Saturday, January 4, 2014

Country Diary of a Lady: 01/01/2014



It has turned bitterly cold over the past few days.  You breath fills the air with a fine white fog and when you breathe through the scarf that you have hidden your face behind, your eyelashes crust over with particles of fine ice.  The snow squeaked beneath my shoes this morning as I crossed the parking lot towards the dining hall to begin my day.  When I went to sleep last night, the temperature had dropped to -12 and has continued to fall.  The first day of the New Year! 

The sky has been clear today and last night.  Orion shone brightly, in all of his glory.  With his two hunting dogs following faithfully behind him, he hunts the giant Scorpion, who resides in the sky during the months of the summertime.  One of his hunting dogs, the constellation known as Canus Major, houses the brightest star in the winter night sky.  Sirius, the dog star.  It blazed out in a beautiful white orb, which we can see clearly to the right of Orion.

Orion is my favorite constellation and I look forward to the cold, crystalline nights when I can gaze upwards towards the heavens and behold his shape there among the others.  As silly as it sounds, I sort of feel that he is looking out over the earth, looking at everything.  Can you imagine what that would be like?  What would you look at, what would you want to look away from?

The snow has packed down so hard that the campers are sliding along it, as you would on a shiny hardwood floor in your sock feet.
It is strange out very quiet camp is again, after having the last week or so full of people!  But it is just a beautiful a quiet as the noise was a welcome change.  And so we take the breath, once more, before we plunge in once again.

I drove further north this afternoon.  The sky has been blanketed by a rippling, almost dismal appearing bank of clouds.  And while I was glad of the reprieve that I received, the sun on snow can be blinding you know, it cast a sort of quiet across the landscapes that I passed through.  It appears that they have even more snow here than we do an hour and a half south.  The pine trees are blanketed by the heavy white stuff, it’s oppressive weight causing them to hang down their limbs as if saying, “I give up.”

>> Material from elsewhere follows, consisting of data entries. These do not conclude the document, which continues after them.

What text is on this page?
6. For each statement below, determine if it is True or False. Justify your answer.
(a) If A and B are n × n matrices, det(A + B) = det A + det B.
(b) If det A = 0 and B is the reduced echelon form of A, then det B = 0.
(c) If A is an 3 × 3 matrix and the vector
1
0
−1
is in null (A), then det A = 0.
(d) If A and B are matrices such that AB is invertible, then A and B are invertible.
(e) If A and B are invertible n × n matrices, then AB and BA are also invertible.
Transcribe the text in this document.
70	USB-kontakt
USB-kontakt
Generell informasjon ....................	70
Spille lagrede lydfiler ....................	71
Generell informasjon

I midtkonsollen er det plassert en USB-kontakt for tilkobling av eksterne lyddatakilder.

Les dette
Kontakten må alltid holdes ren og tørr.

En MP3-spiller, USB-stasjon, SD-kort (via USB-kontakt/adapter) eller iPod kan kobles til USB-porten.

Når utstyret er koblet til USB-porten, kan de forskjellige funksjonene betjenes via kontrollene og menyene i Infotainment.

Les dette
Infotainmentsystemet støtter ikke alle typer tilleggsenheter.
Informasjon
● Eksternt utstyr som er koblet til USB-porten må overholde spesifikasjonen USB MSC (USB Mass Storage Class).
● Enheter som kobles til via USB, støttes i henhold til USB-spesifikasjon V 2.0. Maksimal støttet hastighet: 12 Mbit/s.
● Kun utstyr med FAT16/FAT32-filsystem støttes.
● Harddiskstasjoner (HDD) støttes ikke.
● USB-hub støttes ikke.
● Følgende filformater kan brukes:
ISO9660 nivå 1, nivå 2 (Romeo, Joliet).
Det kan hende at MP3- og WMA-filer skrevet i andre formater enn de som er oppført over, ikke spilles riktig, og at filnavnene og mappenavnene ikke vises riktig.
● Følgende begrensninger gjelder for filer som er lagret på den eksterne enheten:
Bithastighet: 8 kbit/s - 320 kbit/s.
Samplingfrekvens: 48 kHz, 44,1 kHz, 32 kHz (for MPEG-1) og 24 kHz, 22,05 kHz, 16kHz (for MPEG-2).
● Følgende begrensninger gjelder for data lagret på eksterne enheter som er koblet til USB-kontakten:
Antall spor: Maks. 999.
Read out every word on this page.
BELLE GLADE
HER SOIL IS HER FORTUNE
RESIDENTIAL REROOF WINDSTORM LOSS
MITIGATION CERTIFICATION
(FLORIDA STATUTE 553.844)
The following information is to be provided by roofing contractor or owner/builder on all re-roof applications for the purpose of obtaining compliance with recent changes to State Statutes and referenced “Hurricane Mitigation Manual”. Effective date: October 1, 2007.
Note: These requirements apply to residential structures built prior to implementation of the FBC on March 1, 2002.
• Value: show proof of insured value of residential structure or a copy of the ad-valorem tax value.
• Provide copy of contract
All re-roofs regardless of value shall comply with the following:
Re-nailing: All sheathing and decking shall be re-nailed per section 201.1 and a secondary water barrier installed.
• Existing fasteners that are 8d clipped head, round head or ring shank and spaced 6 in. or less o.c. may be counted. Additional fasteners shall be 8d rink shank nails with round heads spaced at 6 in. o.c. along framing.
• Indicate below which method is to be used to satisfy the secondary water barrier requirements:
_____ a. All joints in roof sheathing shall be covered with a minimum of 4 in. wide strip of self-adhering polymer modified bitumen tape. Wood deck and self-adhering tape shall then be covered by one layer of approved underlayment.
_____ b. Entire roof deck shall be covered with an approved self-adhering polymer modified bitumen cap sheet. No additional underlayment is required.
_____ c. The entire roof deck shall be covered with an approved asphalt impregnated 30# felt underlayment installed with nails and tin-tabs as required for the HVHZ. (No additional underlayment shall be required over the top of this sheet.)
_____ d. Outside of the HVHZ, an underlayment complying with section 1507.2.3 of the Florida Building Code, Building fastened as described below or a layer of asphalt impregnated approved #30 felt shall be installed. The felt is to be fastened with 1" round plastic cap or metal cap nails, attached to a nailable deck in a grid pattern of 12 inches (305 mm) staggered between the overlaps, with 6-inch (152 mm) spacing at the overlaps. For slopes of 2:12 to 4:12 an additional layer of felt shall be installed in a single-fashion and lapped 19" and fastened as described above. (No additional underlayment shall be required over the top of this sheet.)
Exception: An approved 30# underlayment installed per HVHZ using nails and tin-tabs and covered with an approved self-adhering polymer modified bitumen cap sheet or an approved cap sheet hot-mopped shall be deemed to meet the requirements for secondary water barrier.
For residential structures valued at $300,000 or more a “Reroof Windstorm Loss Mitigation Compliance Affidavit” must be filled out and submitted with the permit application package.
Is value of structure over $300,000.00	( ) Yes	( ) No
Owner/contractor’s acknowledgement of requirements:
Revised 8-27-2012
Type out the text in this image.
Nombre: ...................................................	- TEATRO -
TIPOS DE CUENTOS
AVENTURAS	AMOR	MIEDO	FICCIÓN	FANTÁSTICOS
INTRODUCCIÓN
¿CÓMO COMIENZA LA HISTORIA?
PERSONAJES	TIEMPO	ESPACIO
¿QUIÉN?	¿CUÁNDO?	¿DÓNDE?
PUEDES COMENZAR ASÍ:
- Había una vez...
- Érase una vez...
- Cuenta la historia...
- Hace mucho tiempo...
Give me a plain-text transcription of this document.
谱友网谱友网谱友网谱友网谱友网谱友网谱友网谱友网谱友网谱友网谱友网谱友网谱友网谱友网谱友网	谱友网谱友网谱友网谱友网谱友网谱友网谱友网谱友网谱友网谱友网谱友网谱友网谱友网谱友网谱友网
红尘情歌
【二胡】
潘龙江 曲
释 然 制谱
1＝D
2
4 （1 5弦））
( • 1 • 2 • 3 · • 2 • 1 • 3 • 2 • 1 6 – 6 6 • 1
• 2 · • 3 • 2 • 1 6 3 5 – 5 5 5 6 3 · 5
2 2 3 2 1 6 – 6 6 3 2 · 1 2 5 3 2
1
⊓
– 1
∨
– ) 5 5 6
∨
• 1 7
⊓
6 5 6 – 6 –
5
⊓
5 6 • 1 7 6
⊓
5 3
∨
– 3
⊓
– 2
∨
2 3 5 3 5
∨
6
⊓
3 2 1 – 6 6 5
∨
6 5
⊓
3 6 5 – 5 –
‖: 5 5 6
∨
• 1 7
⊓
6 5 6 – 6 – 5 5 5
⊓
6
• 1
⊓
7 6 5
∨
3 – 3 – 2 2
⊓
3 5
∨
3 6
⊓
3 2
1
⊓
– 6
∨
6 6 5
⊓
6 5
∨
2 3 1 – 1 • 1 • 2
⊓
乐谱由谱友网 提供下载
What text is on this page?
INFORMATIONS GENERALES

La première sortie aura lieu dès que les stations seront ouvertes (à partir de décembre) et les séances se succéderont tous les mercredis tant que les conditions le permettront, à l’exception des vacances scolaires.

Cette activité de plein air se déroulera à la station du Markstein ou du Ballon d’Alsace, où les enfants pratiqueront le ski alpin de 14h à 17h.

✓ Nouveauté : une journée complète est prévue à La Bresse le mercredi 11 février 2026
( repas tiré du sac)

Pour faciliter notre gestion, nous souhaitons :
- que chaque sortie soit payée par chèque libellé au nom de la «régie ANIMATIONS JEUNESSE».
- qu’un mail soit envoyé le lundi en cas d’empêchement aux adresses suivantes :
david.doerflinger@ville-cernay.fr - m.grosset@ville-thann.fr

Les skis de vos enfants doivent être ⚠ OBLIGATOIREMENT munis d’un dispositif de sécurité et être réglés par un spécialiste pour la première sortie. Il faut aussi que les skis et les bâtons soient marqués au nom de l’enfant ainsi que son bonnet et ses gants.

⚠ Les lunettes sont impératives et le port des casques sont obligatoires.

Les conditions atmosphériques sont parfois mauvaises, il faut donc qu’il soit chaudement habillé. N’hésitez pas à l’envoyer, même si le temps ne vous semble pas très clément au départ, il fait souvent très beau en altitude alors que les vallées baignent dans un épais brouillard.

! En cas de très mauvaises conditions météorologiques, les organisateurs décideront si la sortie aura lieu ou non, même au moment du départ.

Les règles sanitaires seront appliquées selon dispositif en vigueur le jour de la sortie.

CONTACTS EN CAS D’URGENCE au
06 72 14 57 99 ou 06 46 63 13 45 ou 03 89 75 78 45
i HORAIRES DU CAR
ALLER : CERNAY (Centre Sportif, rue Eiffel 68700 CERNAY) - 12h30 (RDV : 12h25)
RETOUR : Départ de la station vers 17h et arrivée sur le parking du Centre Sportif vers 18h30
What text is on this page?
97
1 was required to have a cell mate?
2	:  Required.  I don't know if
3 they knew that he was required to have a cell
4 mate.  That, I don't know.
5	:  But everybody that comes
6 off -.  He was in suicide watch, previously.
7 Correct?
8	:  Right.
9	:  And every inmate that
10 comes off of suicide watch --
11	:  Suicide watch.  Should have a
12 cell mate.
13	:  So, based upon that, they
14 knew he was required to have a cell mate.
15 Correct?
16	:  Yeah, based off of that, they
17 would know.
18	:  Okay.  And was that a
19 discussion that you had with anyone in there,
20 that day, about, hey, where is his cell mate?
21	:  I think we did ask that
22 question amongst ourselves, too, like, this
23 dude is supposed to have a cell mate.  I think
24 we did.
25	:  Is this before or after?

The deciduous trees appeared to have been frosted in silver and white as I passed them.  Almost as though the heavy cold cast a heavy frost that simply enveloped them.  The bogs and marshes that are so prevalent up here are such a different landscape in the winter.  The snow lays its gentle blanket across their rippling growth, and the single pine and spruce trees that spring up throughout their almost alien landscape seem even more singular and lonely struck against the whiteness of the snow.